External impulses behind each form’s rise increase over time
The TIMN framework rests not only on its four cardinal forms, but also on a dozen or so system dynamics that recur during every major transition in the progressions from past monoform (T-only) to future quadriform (T+I+M+N) societies. One of those recurrent system dynamics is that each form’s rise involves broader geographic forces and factors than did its predecessor. As the T+I+M+N progression unfolds, the impulses to push for a form’s emergence arise, each time in turn, from a more expansive set of actors, energized by interests in a more expansive geography.
Thus the Tribes form initially has the narrowest demographic scope of all the TIMN forms — just the small number of families, clans, and approved outsiders who constitute a tribe. Moreover, an early tribe’s geographic focus may be limited to nearby fields, valleys, rivers, and ranges. The later evolution of the Institutions form involved much larger geographic territories and populations — e.g., principalities, kingdoms, states, empires. Evolution of the Markets form involved still more distant geographies and populations — not just national but also transnational, and beyond. By extrapolation, the impulses for advancing the Networks form, though they may originate in specific locales, will stem from nearly global if not planetary matters.

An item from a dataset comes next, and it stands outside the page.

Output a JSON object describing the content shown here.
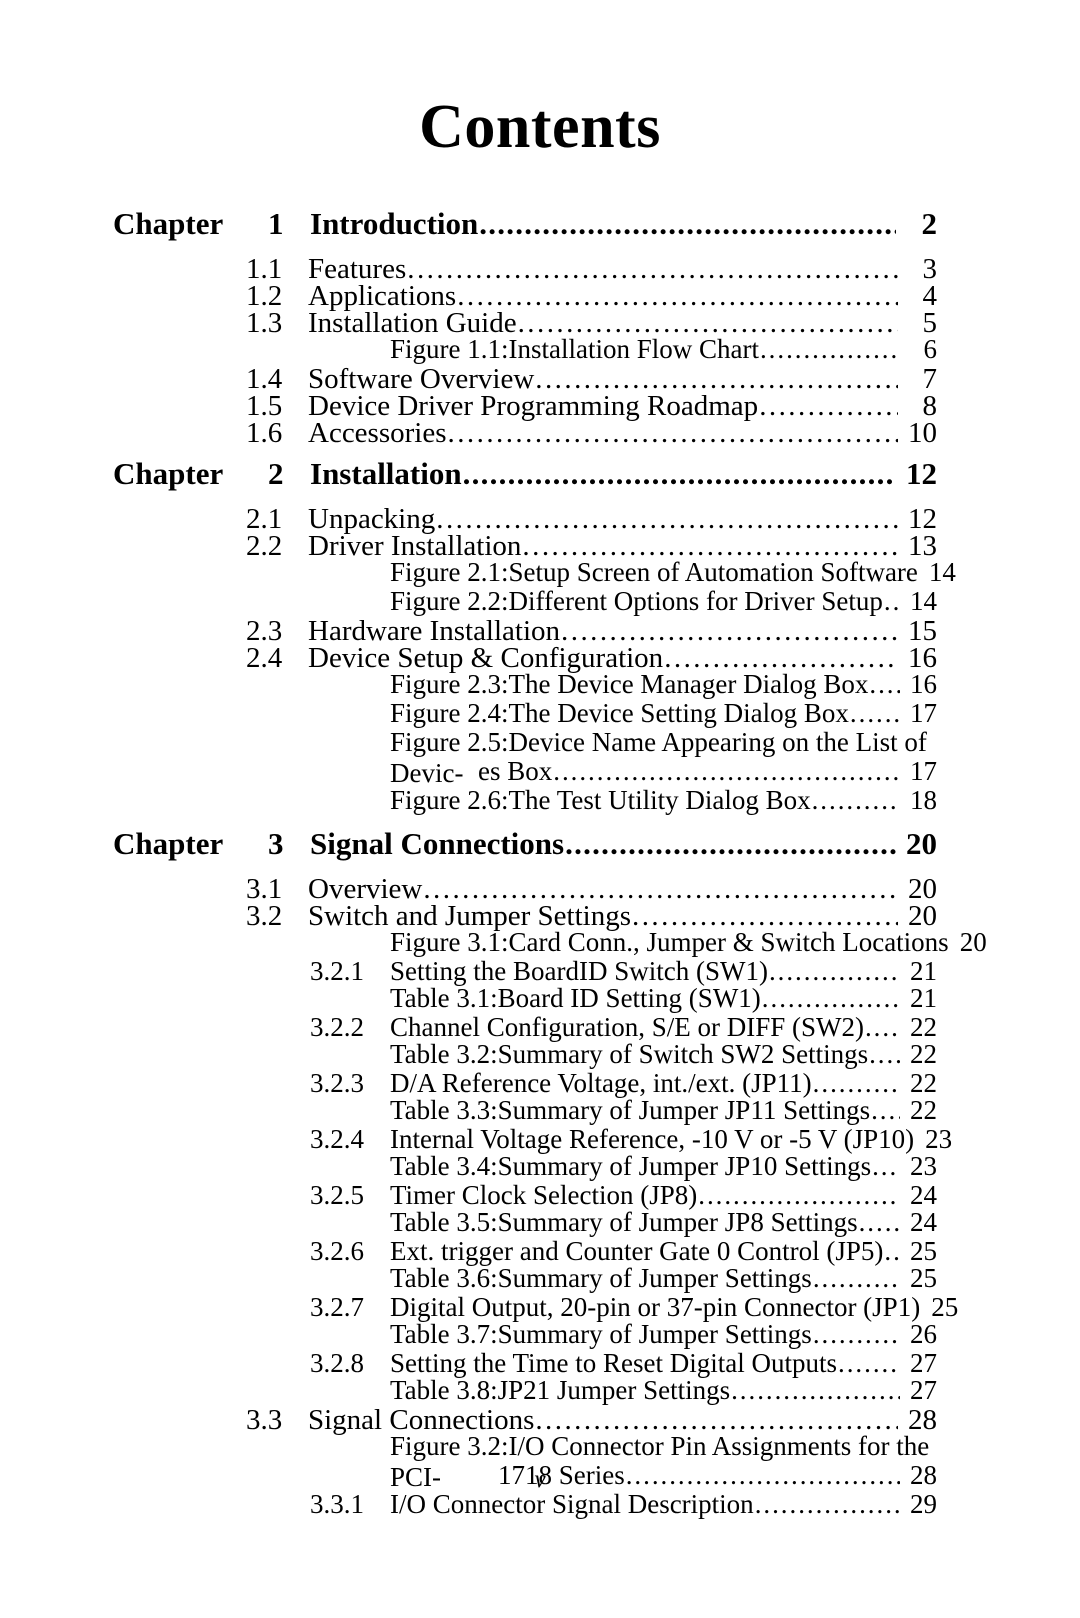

Lately, as a corollary, I’ve noticed that the impetus behind each form’s rise comes not only from a geographically more expansive set of actors, but that the set’s constituency has an ever-larger external component. The outside (foreign) component increases with each step in the TIMN progression. Though I can’t be sure, a growing foreign component may be essential for each form in turn to gain sufficient impetus to emerge and take hold within a society.
Accordingly, early Tribes formed for strictly local reasons, with few to no outsiders involved, partly to prevent outside influences. The evolution of +I involved farther-ranging impulses, including dynastic intermarriages. With the evolution of +M, the proportion of domestic to foreign impulses became about even, I’d surmise, since foreign commerce, banking, and investment increasingly impelled societies’ domestic actors to base their economies on market (+M) more than personal (T-type) or statist (I-type) principles. By extrapolation, the impulses for a society to evolve a +N realm (whatever that may consist of) may stem more from external than internal dynamics.
“Networks” is becoming too vague a concept to suit TIMN
Identifying Networks as TIMN’s fourth and future form of organization was a favorite reason for fielding TIMN back in the early 1990s. The form was just taking off, thanks to the digital information revolution. Few other analysts had spotted its rise back then. And at the time it seemed a distinctive form of organization, different from TIMN’s first three forms: Tribes, Institutions, and Markets.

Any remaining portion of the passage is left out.